The central bank last month announced plans to abandon the naira's 15-month peg to the dollar which has overvalued the Nigerian currency, harmed investments and caused the economy to contract.
However, the bank has yet to clarify how the new policy would work, spooking foreign investors, long worried about getting caught in the middle of a currency devaluation.
Adesola, Ceo Stanchart |
Phillips Oduoza, CEO of UBA told reporters after the bankers committee meeting that the central bank had received lots of input from stakeholders which was being studied with a view to creating a robust flexible exchange rate model.
"We want to make sure that we come up with a model that is very robust and comprehensive that would be able to address the major exchange rate issues that we have been dealing with," he said.
"To this extent we have got a lot of inputs from various stakeholders. I believe that in a very short while the framework is going to be ready."
Africa's biggest economy, which contracted by 0.4 percent in the first quarter, faces its worst crisis for decades after the sharp fall in oil prices and last year's introduction of a currency peg that put investors to flight.

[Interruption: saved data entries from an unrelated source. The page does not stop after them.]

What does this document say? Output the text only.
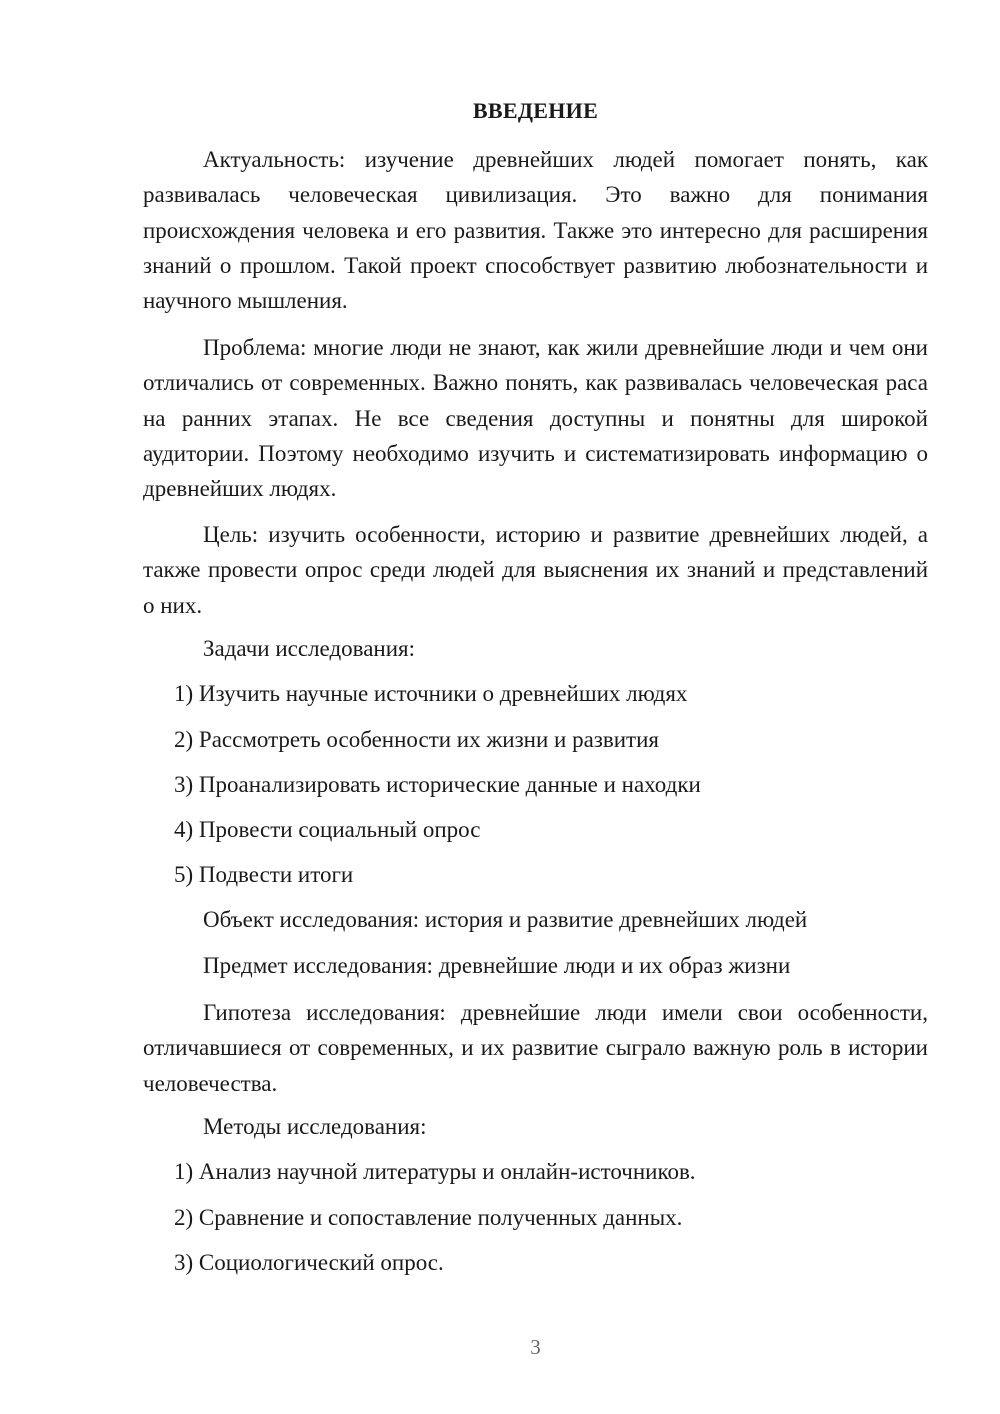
ВВЕДЕНИЕ

Актуальность: изучение древнейших людей помогает понять, как развивалась человеческая цивилизация. Это важно для понимания происхождения человека и его развития. Также это интересно для расширения знаний о прошлом. Такой проект способствует развитию любознательности и научного мышления.

Проблема: многие люди не знают, как жили древнейшие люди и чем они отличались от современных. Важно понять, как развивалась человеческая раса на ранних этапах. Не все сведения доступны и понятны для широкой аудитории. Поэтому необходимо изучить и систематизировать информацию о древнейших людях.

Цель: изучить особенности, историю и развитие древнейших людей, а также провести опрос среди людей для выяснения их знаний и представлений о них.

Задачи исследования:
1) Изучить научные источники о древнейших людях
2) Рассмотреть особенности их жизни и развития
3) Проанализировать исторические данные и находки
4) Провести социальный опрос
5) Подвести итоги
Объект исследования: история и развитие древнейших людей
Предмет исследования: древнейшие люди и их образ жизни

Гипотеза исследования: древнейшие люди имели свои особенности, отличавшиеся от современных, и их развитие сыграло важную роль в истории человечества.

Методы исследования:
1) Анализ научной литературы и онлайн-источников.
2) Сравнение и сопоставление полученных данных.
3) Социологический опрос.
3
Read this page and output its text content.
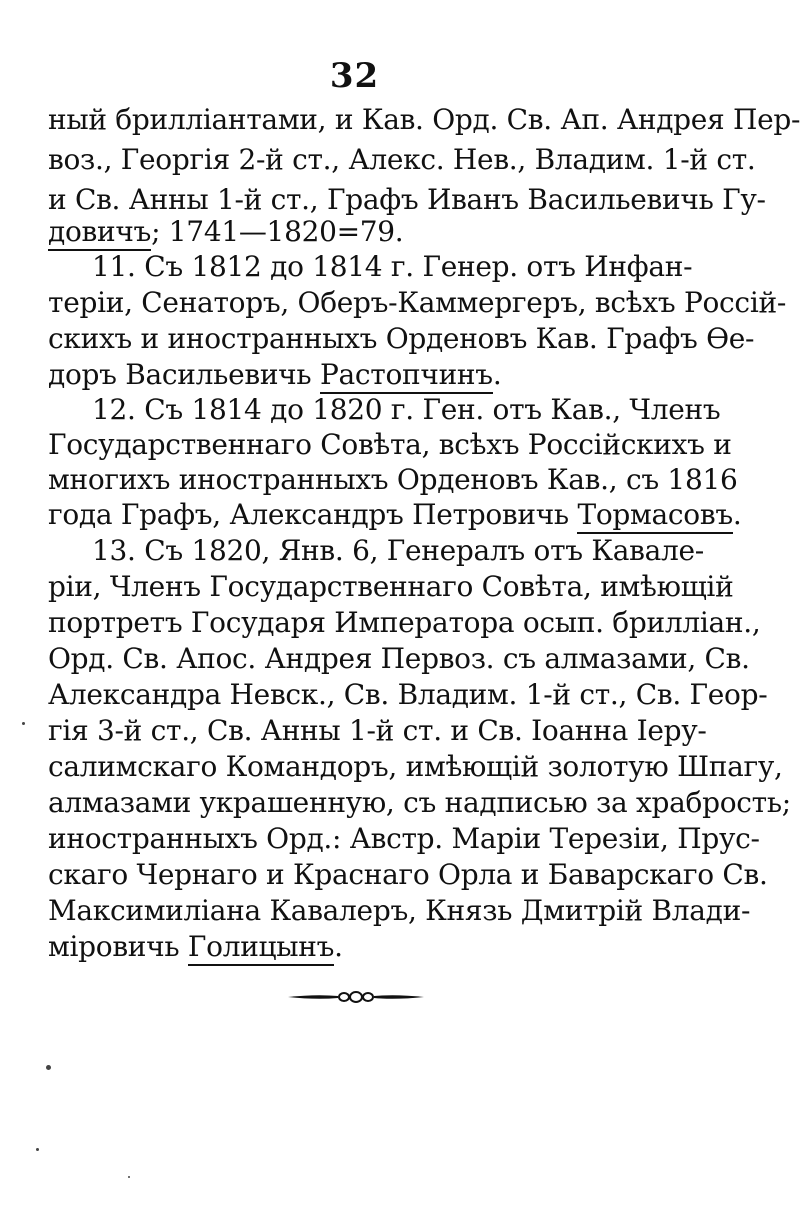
32
ный брилліантами, и Кав. Орд. Св. Ап. Андрея Пер-
воз., Георгія 2-й ст., Алекс. Нев., Владим. 1-й ст.
и Св. Анны 1-й ст., Графъ Иванъ Васильевичь Гу-
довичъ; 1741—1820=79.
11. Съ 1812 до 1814 г. Генер. отъ Инфан-
теріи, Сенаторъ, Оберъ-Каммергеръ, всѣхъ Россій-
скихъ и иностранныхъ Орденовъ Кав. Графъ Ѳе-
доръ Васильевичь Растопчинъ.
12. Съ 1814 до 1820 г. Ген. отъ Кав., Членъ
Государственнаго Совѣта, всѣхъ Россійскихъ и
многихъ иностранныхъ Орденовъ Кав., съ 1816
года Графъ, Александръ Петровичь Тормасовъ.
13. Съ 1820, Янв. 6, Генералъ отъ Кавале-
ріи, Членъ Государственнаго Совѣта, имѣющій
портретъ Государя Императора осып. брилліан.,
Орд. Св. Апос. Андрея Первоз. съ алмазами, Св.
Александра Невск., Св. Владим. 1-й ст., Св. Геор-
гія 3-й ст., Св. Анны 1-й ст. и Св. Іоанна Іеру-
салимскаго Командоръ, имѣющій золотую Шпагу,
алмазами украшенную, съ надписью за храбрость;
иностранныхъ Орд.: Австр. Маріи Терезіи, Прус-
скаго Чернаго и Краснаго Орла и Баварскаго Св.
Максимиліана Кавалеръ, Князь Дмитрій Влади-
міровичь Голицынъ.
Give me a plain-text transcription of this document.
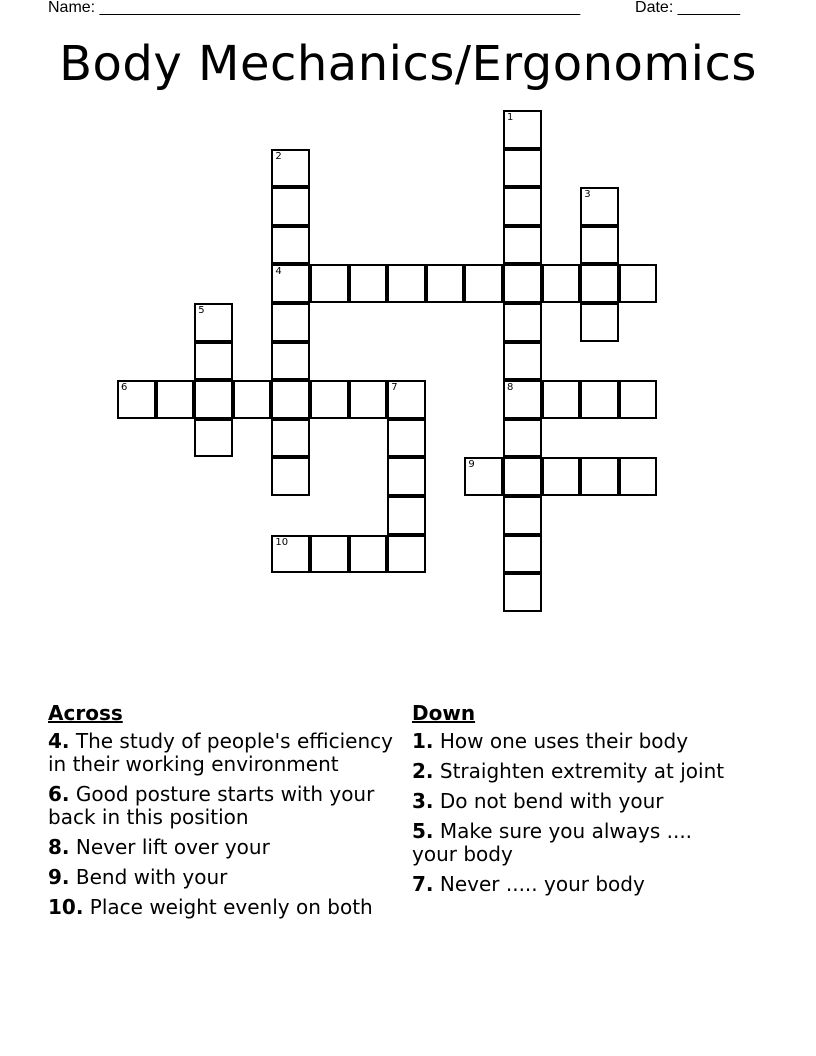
Name: ______________________________________________________	Date: _______
Body Mechanics/Ergonomics
1
2
3
4
5
6	7	8
9
10
Across
4. The study of people's efficiency in their working environment
6. Good posture starts with your back in this position
8. Never lift over your
9. Bend with your
10. Place weight evenly on both
Down
1. How one uses their body
2. Straighten extremity at joint
3. Do not bend with your
5. Make sure you always .... your body
7. Never ..... your body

The official naira rate is fixed at around 198 to the dollar. The peg has produced a black market for the currency and brought economic growth to a standstill.
The currency was quoted at 368 on the black market on Thursday. And it tumbled against the dollar in the non-deliverable forward markets on Thursday, as uncertainty continued over a potential liberalisation of the naira.
Three-month non-deliverable forwards showed the naira trading at around 278 per dollar, weakening 2.2 percent on the day, and the weakest since June 3.
On Thursday, Finance Minister Kemi Adeosun said the government planned to continue "engagement over the coming months" with international investors as it explores fundraising options following a non-deal roadshow in London earlier this week.
Money managers who attended Tuesday's roadshow said they were alarmed at the lack of any steer on what happens next in Nigeria's foreign exchange market, two weeks after the central bank announced plans to liberalise the currency.